Getting my message archives preserved (with all metadata intact, like Sent and Received dates, etc) was the easy part. Grabbing all future messages was the hard one. Of course, Microsoft, in its infinite wisdom, didn’t include an auto-bcc for Entourage.

I had this setup going on to automatically redirect most messages I send to a repository for later search and retrieval.
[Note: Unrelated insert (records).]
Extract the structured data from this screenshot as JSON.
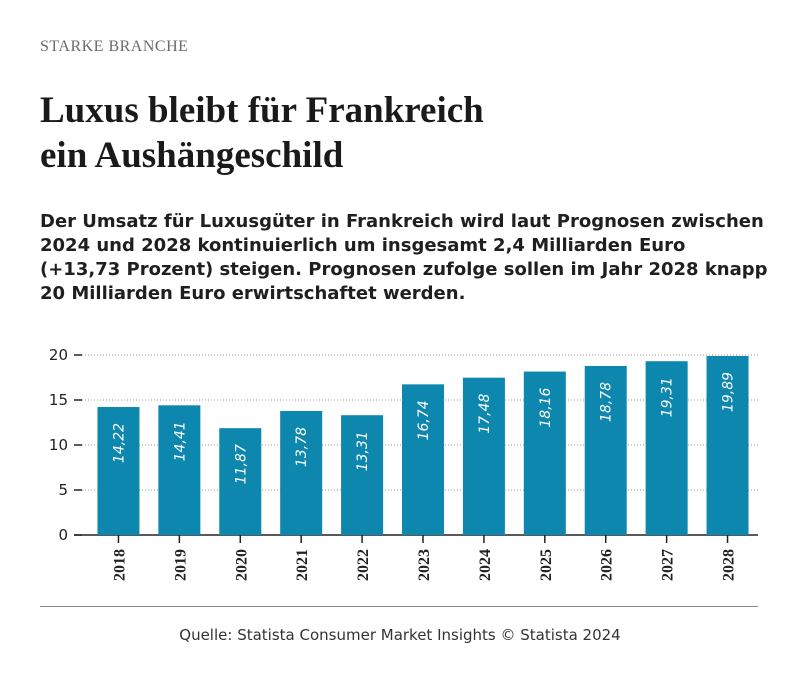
{
  "header": {
    "kicker": "STARKE BRANCHE",
    "title_line1": "Luxus bleibt für Frankreich",
    "title_line2": "ein Aushängeschild",
    "subtitle": "Der Umsatz für Luxusgüter in Frankreich wird laut Prognosen zwischen 2024 und 2028 kontinuierlich um insgesamt 2,4 Milliarden Euro (+13,73 Prozent) steigen. Prognosen zufolge sollen im Jahr 2028 knapp 20 Milliarden Euro erwirtschaftet werden."
  },
  "colors": {
    "bar": "#0e87ae",
    "grid": "#9a9a9a",
    "axis": "#222222"
  },
  "chart_data": {
    "type": "bar",
    "title": "Luxus bleibt für Frankreich ein Aushängeschild",
    "categories": [
      "2018",
      "2019",
      "2020",
      "2021",
      "2022",
      "2023",
      "2024",
      "2025",
      "2026",
      "2027",
      "2028"
    ],
    "values": [
      14.22,
      14.41,
      11.87,
      13.78,
      13.31,
      16.74,
      17.48,
      18.16,
      18.78,
      19.31,
      19.89
    ],
    "data_labels": [
      "14,22",
      "14,41",
      "11,87",
      "13,78",
      "13,31",
      "16,74",
      "17,48",
      "18,16",
      "18,78",
      "19,31",
      "19,89"
    ],
    "xlabel": "",
    "ylabel": "",
    "ylim": [
      0,
      20
    ],
    "yticks": [
      0,
      5,
      10,
      15,
      20
    ],
    "grid": true,
    "legend": "none"
  },
  "footer": {
    "source": "Quelle: Statista Consumer Market Insights © Statista 2024"
  }
}
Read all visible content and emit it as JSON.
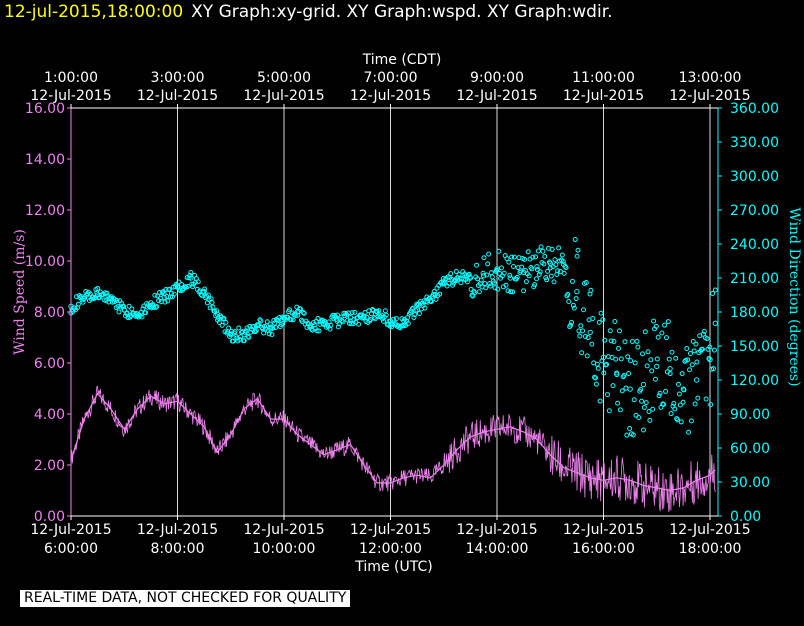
{
  "header": {
    "timestamp": "12-jul-2015,18:00:00",
    "titles": "XY Graph:xy-grid.  XY Graph:wspd.  XY Graph:wdir."
  },
  "footer": {
    "note": "REAL-TIME DATA, NOT CHECKED FOR QUALITY"
  },
  "colors": {
    "background": "#000000",
    "axes": "#ffffff",
    "wspd": "#ee82ee",
    "wdir": "#00ffff",
    "timestamp": "#ffff00"
  },
  "chart_data": {
    "type": "scatter",
    "x_range_utc_hours": [
      6.0,
      18.15
    ],
    "grid": true,
    "top_axis": {
      "label": "Time (CDT)",
      "ticks": [
        {
          "t": "1:00:00",
          "d": "12-Jul-2015"
        },
        {
          "t": "3:00:00",
          "d": "12-Jul-2015"
        },
        {
          "t": "5:00:00",
          "d": "12-Jul-2015"
        },
        {
          "t": "7:00:00",
          "d": "12-Jul-2015"
        },
        {
          "t": "9:00:00",
          "d": "12-Jul-2015"
        },
        {
          "t": "11:00:00",
          "d": "12-Jul-2015"
        },
        {
          "t": "13:00:00",
          "d": "12-Jul-2015"
        }
      ]
    },
    "bottom_axis": {
      "label": "Time (UTC)",
      "ticks": [
        {
          "t": "6:00:00",
          "d": "12-Jul-2015"
        },
        {
          "t": "8:00:00",
          "d": "12-Jul-2015"
        },
        {
          "t": "10:00:00",
          "d": "12-Jul-2015"
        },
        {
          "t": "12:00:00",
          "d": "12-Jul-2015"
        },
        {
          "t": "14:00:00",
          "d": "12-Jul-2015"
        },
        {
          "t": "16:00:00",
          "d": "12-Jul-2015"
        },
        {
          "t": "18:00:00",
          "d": "12-Jul-2015"
        }
      ]
    },
    "left_axis": {
      "label": "Wind Speed (m/s)",
      "ylim": [
        0,
        16
      ],
      "ticks": [
        "0.00",
        "2.00",
        "4.00",
        "6.00",
        "8.00",
        "10.00",
        "12.00",
        "14.00",
        "16.00"
      ]
    },
    "right_axis": {
      "label": "Wind Direction (degrees)",
      "ylim": [
        0,
        360
      ],
      "ticks": [
        "0.00",
        "30.00",
        "60.00",
        "90.00",
        "120.00",
        "150.00",
        "180.00",
        "210.00",
        "240.00",
        "270.00",
        "300.00",
        "330.00",
        "360.00"
      ]
    },
    "series": [
      {
        "id": "wspd",
        "type": "line",
        "x": [
          6.0,
          6.25,
          6.5,
          6.75,
          7.0,
          7.25,
          7.5,
          7.75,
          8.0,
          8.25,
          8.5,
          8.75,
          9.0,
          9.25,
          9.5,
          9.75,
          10.0,
          10.25,
          10.5,
          10.75,
          11.0,
          11.25,
          11.5,
          11.75,
          12.0,
          12.25,
          12.5,
          12.75,
          13.0,
          13.25,
          13.5,
          13.75,
          14.0,
          14.25,
          14.5,
          14.75,
          15.0,
          15.25,
          15.5,
          15.75,
          16.0,
          16.25,
          16.5,
          16.75,
          17.0,
          17.25,
          17.5,
          17.75,
          18.0,
          18.1
        ],
        "values": [
          2.2,
          3.8,
          4.8,
          4.2,
          3.4,
          4.2,
          4.7,
          4.4,
          4.5,
          4.0,
          3.5,
          2.5,
          3.2,
          4.2,
          4.6,
          3.8,
          3.8,
          3.2,
          2.8,
          2.4,
          2.6,
          2.8,
          2.0,
          1.3,
          1.3,
          1.5,
          1.6,
          1.5,
          2.0,
          2.6,
          3.1,
          3.3,
          3.4,
          3.5,
          3.3,
          3.0,
          2.4,
          1.9,
          1.7,
          1.5,
          1.4,
          1.5,
          1.4,
          1.2,
          1.1,
          1.0,
          1.1,
          1.4,
          1.6,
          1.8
        ]
      },
      {
        "id": "wdir",
        "type": "scatter",
        "x": [
          6.0,
          6.25,
          6.5,
          6.75,
          7.0,
          7.25,
          7.5,
          7.75,
          8.0,
          8.25,
          8.5,
          8.75,
          9.0,
          9.25,
          9.5,
          9.75,
          10.0,
          10.25,
          10.5,
          10.75,
          11.0,
          11.25,
          11.5,
          11.75,
          12.0,
          12.25,
          12.5,
          12.75,
          13.0,
          13.25,
          13.5,
          13.75,
          14.0,
          14.25,
          14.5,
          14.75,
          15.0,
          15.25,
          15.5,
          15.75,
          16.0,
          16.25,
          16.5,
          16.75,
          17.0,
          17.25,
          17.5,
          17.75,
          18.0,
          18.1
        ],
        "values": [
          185,
          192,
          195,
          192,
          182,
          178,
          188,
          193,
          202,
          210,
          198,
          178,
          160,
          160,
          168,
          165,
          175,
          180,
          168,
          170,
          172,
          175,
          175,
          180,
          172,
          168,
          182,
          190,
          206,
          210,
          210,
          212,
          218,
          210,
          215,
          220,
          223,
          222,
          198,
          162,
          140,
          125,
          112,
          116,
          132,
          130,
          112,
          120,
          138,
          170
        ]
      }
    ]
  }
}
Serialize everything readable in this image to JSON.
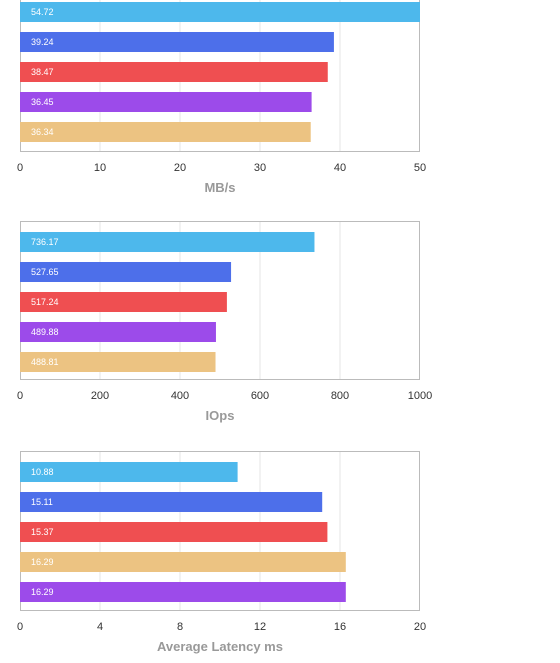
{
  "palette": {
    "sky": "#4DB8EC",
    "blue": "#4D6FEA",
    "red": "#EF4F51",
    "purple": "#9C4BEA",
    "tan": "#ECC382",
    "grid": "#E6E6E6",
    "frame": "#BBBBBB"
  },
  "chart_data": [
    {
      "type": "bar",
      "orientation": "horizontal",
      "xlabel": "MB/s",
      "xlim": [
        0,
        50
      ],
      "xticks": [
        0,
        10,
        20,
        30,
        40,
        50
      ],
      "grid": true,
      "values": [
        54.72,
        39.24,
        38.47,
        36.45,
        36.34
      ],
      "labels": [
        "54.72",
        "39.24",
        "38.47",
        "36.45",
        "36.34"
      ],
      "colors": [
        "#4DB8EC",
        "#4D6FEA",
        "#EF4F51",
        "#9C4BEA",
        "#ECC382"
      ]
    },
    {
      "type": "bar",
      "orientation": "horizontal",
      "xlabel": "IOps",
      "xlim": [
        0,
        1000
      ],
      "xticks": [
        0,
        200,
        400,
        600,
        800,
        1000
      ],
      "grid": true,
      "values": [
        736.17,
        527.65,
        517.24,
        489.88,
        488.81
      ],
      "labels": [
        "736.17",
        "527.65",
        "517.24",
        "489.88",
        "488.81"
      ],
      "colors": [
        "#4DB8EC",
        "#4D6FEA",
        "#EF4F51",
        "#9C4BEA",
        "#ECC382"
      ]
    },
    {
      "type": "bar",
      "orientation": "horizontal",
      "xlabel": "Average Latency ms",
      "xlim": [
        0,
        20
      ],
      "xticks": [
        0,
        4,
        8,
        12,
        16,
        20
      ],
      "grid": true,
      "values": [
        10.88,
        15.11,
        15.37,
        16.29,
        16.29
      ],
      "labels": [
        "10.88",
        "15.11",
        "15.37",
        "16.29",
        "16.29"
      ],
      "colors": [
        "#4DB8EC",
        "#4D6FEA",
        "#EF4F51",
        "#ECC382",
        "#9C4BEA"
      ]
    }
  ]
}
I had a process set up where, except for select messages that I mark as confidential, the above rule gets triggered.

A month later, by pure chance, I realized that Entourage wasn’t quite deactivating the CC field on the redirect for archival. There is a bug that resends the message to all CC’ed emails on redirect. For example, if I were sending to [email protected], cc’ed to [email protected], and redirecting to [email protected]:

1. the first copy goes out to a and b.
2. Then, the redirected copy will be sent to archive and b, as b appears on the CC list.
3. End result: a receives 1 copy, b receives 2 copies, and archive receives 1 copy.

In essence, all the people I cc’ed on anything got spammed with a duplicate every time I sent a redirected copy via Entourage’s Outgoing rule. This is stupid, and Microsoft’s website doesn’t warn you about this. Try it for yourself if you don’t believe me.

Had I been more diligent at searching the web or even just testing out this archival strategy, this wouldn’t have happened. Plus, I would have noticed one fellow complaining that all contacts on the CC list, for every email, received a copy of his archived messages. Ouch. I’m glad I didn’t try redirecting all of my sent box (there is another strategy, which I will outline sometime, is far easier – but it can’t do real-time, auto-bcc).

To all the people whom I inadvertently spammed, I’m awfully sorry. This won’t happen again.